Manufacturing production increased by 1.8% year-on-year in August, Statistics South Africa (Stats SA) reports.
The largest positive contributions were made by food and beverages (9.7% and contributing 2.3 percentage points); motor vehicles, parts and accessories and other transport equipment (17.7% and contributing 1.4 percentage points); basic iron and steel, nonferrous metal products, metal products and machinery (7.6% and contributing 1.4 percentage points); wood and wood products, paper, publishing and printing (12.5% and contributing 1.2 percentage points); and furniture and ‘other’ manufacturing (19.8% and contributing 0.8 of a percentage point).
The largest negative contribution was made by the petroleum, chemical products, rubber and plastic products division (-21.8% and contributing -5.6 percentage points).
Seasonally adjusted manufacturing production increased by 7.6% in August compared with July.
This followed month-on-month changes of -8.4% in July and -0.5% in June.
Seasonally adjusted manufacturing production decreased by 6.3% in the three months ended August compared with the previous three months.
Nine of the ten manufacturing divisions reported negative growth rates over this period.
The largest negative contributions were made by food and beverages (-7.7% and contributing -1.9 percentage points); motor vehicles, parts and accessories and other transport equipment (-15.9% and contributing -1.7 percentage points); and petroleum, chemical products, rubber and plastic products (-7.4% and contributing -1.5 percentage points).
Commenting on these findings, Don Consultancy Group chief economist Chifi Mhango says he is encouraged by the positive growth rate, which was achieved despite the low level of investment and job shedding being experienced in the sector overall.
He emphasises that manufacturing remains a key sector for the economy and requires government support to improve on these results and ensure growth in employment.
Also commenting, Nedbank Group Economic Unit says that manufacturing production remains below pre-pandemic levels, with output 10.1% and 10.4% lower than the August 2019 levels and the 2017 to 2019 average, respectively.
It notes that, despite the application of new weights by Stats SA from this month, it is evident that a recovery is under way, albeit gradual and uneven.
“The food and beverage plants have been benefiting largely from the looser lockdown restrictions.
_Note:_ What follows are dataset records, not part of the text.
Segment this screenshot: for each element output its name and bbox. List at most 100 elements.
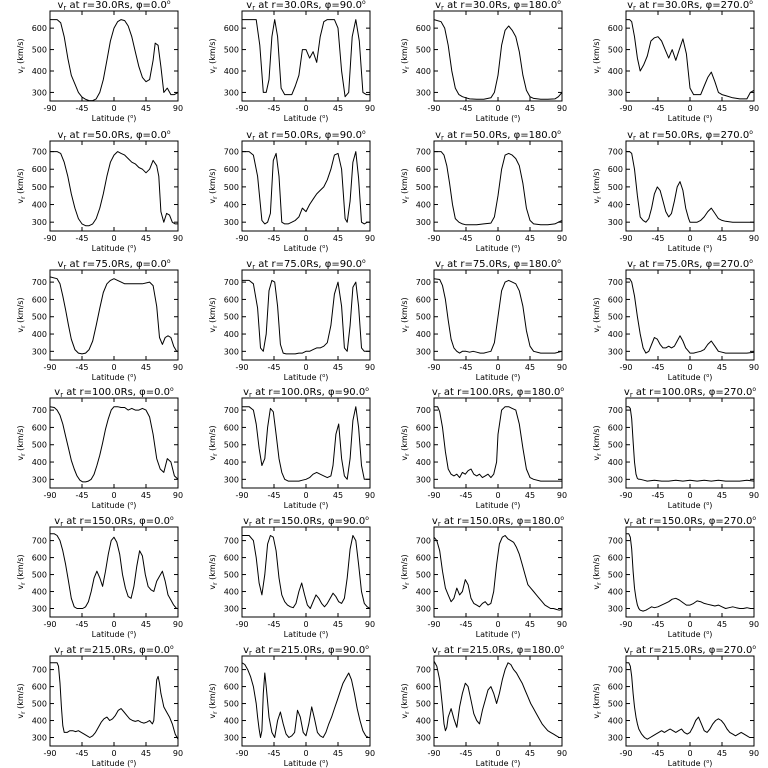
x-axis-label: Latitude (o) bbox=[284, 759, 329, 768]
y-tick-label: 600 bbox=[224, 295, 239, 304]
y-axis-label: vr (km/s) bbox=[400, 554, 411, 589]
panel: vr at r=100.0Rs, φ=270.0o -90 -45 0 45 90 300 4… bbox=[592, 386, 759, 510]
plot-frame bbox=[625, 140, 755, 232]
y-tick-label: 700 bbox=[416, 666, 431, 675]
y-axis-label: vr (km/s) bbox=[400, 683, 411, 718]
x-tick-label: 90 bbox=[557, 749, 567, 758]
x-tick-label: -45 bbox=[459, 234, 472, 243]
x-tick-label: -45 bbox=[267, 620, 280, 629]
y-tick-label: 700 bbox=[224, 278, 239, 287]
x-tick-label: -90 bbox=[427, 491, 440, 500]
y-axis-label: vr (km/s) bbox=[16, 297, 27, 332]
series-line bbox=[433, 660, 562, 738]
y-tick-label: 600 bbox=[416, 423, 431, 432]
y-tick-label: 500 bbox=[416, 183, 431, 192]
plot-frame bbox=[433, 140, 563, 232]
x-tick-label: 0 bbox=[495, 491, 500, 500]
x-tick-label: 0 bbox=[111, 104, 116, 113]
x-tick-label: -45 bbox=[75, 491, 88, 500]
x-tick-label: 0 bbox=[687, 620, 692, 629]
panel: vr at r=50.0Rs, φ=180.0o -90 -45 0 45 90 300 40… bbox=[400, 129, 567, 253]
y-tick-label: 300 bbox=[224, 218, 239, 227]
series-line bbox=[434, 406, 562, 482]
y-tick-label: 300 bbox=[608, 605, 623, 614]
x-tick-label: 90 bbox=[749, 104, 759, 113]
y-tick-label: 600 bbox=[224, 683, 239, 692]
x-tick-label: 45 bbox=[333, 491, 343, 500]
x-tick-label: 90 bbox=[749, 620, 759, 629]
y-tick-label: 300 bbox=[416, 475, 431, 484]
x-axis-label: Latitude (o) bbox=[668, 501, 713, 510]
y-tick-label: 600 bbox=[32, 295, 47, 304]
series-line bbox=[242, 279, 370, 355]
y-tick-label: 500 bbox=[608, 313, 623, 322]
x-tick-label: -45 bbox=[267, 491, 280, 500]
x-tick-label: -90 bbox=[427, 234, 440, 243]
y-tick-label: 400 bbox=[608, 458, 623, 467]
y-axis-label: vr (km/s) bbox=[400, 168, 411, 203]
series-line bbox=[626, 406, 755, 482]
panel-title: vr at r=50.0Rs, φ=90.0o bbox=[246, 129, 366, 142]
panel: vr at r=30.0Rs, φ=0.0o -90 -45 0 45 90 300 400 5… bbox=[16, 0, 183, 123]
x-tick-label: -90 bbox=[235, 234, 248, 243]
y-tick-label: 300 bbox=[608, 88, 623, 97]
y-tick-label: 500 bbox=[32, 441, 47, 450]
y-tick-label: 500 bbox=[32, 700, 47, 709]
x-tick-label: 90 bbox=[365, 104, 375, 113]
y-tick-label: 300 bbox=[32, 475, 47, 484]
y-tick-label: 500 bbox=[608, 571, 623, 580]
x-tick-label: -90 bbox=[43, 363, 56, 372]
y-axis-label: vr (km/s) bbox=[592, 38, 603, 73]
panel-title: vr at r=30.0Rs, φ=90.0o bbox=[246, 0, 366, 12]
y-tick-label: 300 bbox=[416, 605, 431, 614]
x-tick-label: 0 bbox=[495, 104, 500, 113]
plot-frame bbox=[433, 10, 563, 102]
panel-title: vr at r=75.0Rs, φ=180.0o bbox=[435, 258, 561, 271]
x-tick-label: -45 bbox=[459, 491, 472, 500]
y-tick-label: 400 bbox=[416, 588, 431, 597]
plot-frame bbox=[625, 526, 755, 618]
x-tick-label: 90 bbox=[749, 491, 759, 500]
panel-title: vr at r=215.0Rs, φ=180.0o bbox=[432, 644, 564, 657]
y-tick-label: 500 bbox=[608, 46, 623, 55]
y-axis-label: vr (km/s) bbox=[592, 554, 603, 589]
x-axis-label: Latitude (o) bbox=[92, 759, 137, 768]
plot-frame bbox=[49, 397, 179, 489]
x-tick-label: -90 bbox=[43, 749, 56, 758]
y-tick-label: 600 bbox=[32, 683, 47, 692]
x-tick-label: 45 bbox=[525, 749, 535, 758]
panel: vr at r=75.0Rs, φ=180.0o -90 -45 0 45 90 300 40… bbox=[400, 258, 567, 382]
x-axis-label: Latitude (o) bbox=[284, 114, 329, 123]
y-tick-label: 700 bbox=[32, 537, 47, 546]
x-tick-label: 90 bbox=[173, 234, 183, 243]
x-tick-label: -90 bbox=[427, 749, 440, 758]
y-tick-label: 600 bbox=[608, 554, 623, 563]
x-tick-label: 90 bbox=[365, 491, 375, 500]
x-tick-label: 90 bbox=[749, 749, 759, 758]
y-tick-label: 600 bbox=[32, 165, 47, 174]
y-tick-label: 600 bbox=[416, 295, 431, 304]
x-tick-label: 0 bbox=[687, 104, 692, 113]
plot-frame bbox=[433, 526, 563, 618]
x-axis-label: Latitude (o) bbox=[476, 630, 521, 639]
y-tick-label: 300 bbox=[608, 734, 623, 743]
y-tick-label: 700 bbox=[224, 406, 239, 415]
y-axis-label: vr (km/s) bbox=[400, 297, 411, 332]
panel-title: vr at r=75.0Rs, φ=0.0o bbox=[57, 258, 170, 271]
x-axis-label: Latitude (o) bbox=[476, 759, 521, 768]
series-line bbox=[241, 662, 370, 738]
x-tick-label: -45 bbox=[651, 491, 664, 500]
y-tick-label: 700 bbox=[608, 537, 623, 546]
x-axis-label: Latitude (o) bbox=[92, 244, 137, 253]
y-tick-label: 500 bbox=[32, 571, 47, 580]
panel-title: vr at r=50.0Rs, φ=270.0o bbox=[627, 129, 753, 142]
x-tick-label: 0 bbox=[303, 491, 308, 500]
x-axis-label: Latitude (o) bbox=[668, 114, 713, 123]
x-tick-label: -90 bbox=[619, 749, 632, 758]
y-axis-label: vr (km/s) bbox=[16, 168, 27, 203]
x-tick-label: 90 bbox=[557, 234, 567, 243]
y-tick-label: 600 bbox=[416, 554, 431, 563]
panel: vr at r=150.0Rs, φ=180.0o -90 -45 0 45 90 300 4… bbox=[400, 515, 567, 639]
y-tick-label: 500 bbox=[608, 183, 623, 192]
y-tick-label: 300 bbox=[224, 475, 239, 484]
The movement of people supported by vaccinations has been providing much-needed support to the sub-sectors recovery.
"Unfortunately, most other sectors will probably lag as balance sheets and profitability are restored and, for some, rebuilding operations get under way. Subdued domestic demand and unreliable and expensive utilities will add further strain to the rebound. Much of the recovery will rely on global demand and the containment of the virus, both locally and abroad,” Nedbank notes.
In terms of outlook, FNB senior economist Thanda Sithole says the impact of the July unrest, the global shortage of raw materials (and semiconductors) and higher input costs imply that this sector faces a protracted recovery to pre-pandemic levels.
“Persistent load-shedding also poses a risk to domestic output as most manufacturers rely on power supply for production. The projected fourth wave of Covid-19 infections before year-end could also disrupt overall economic activity.
"Meanwhile, the base effects do not look favourable, particularly between September and November,” she says.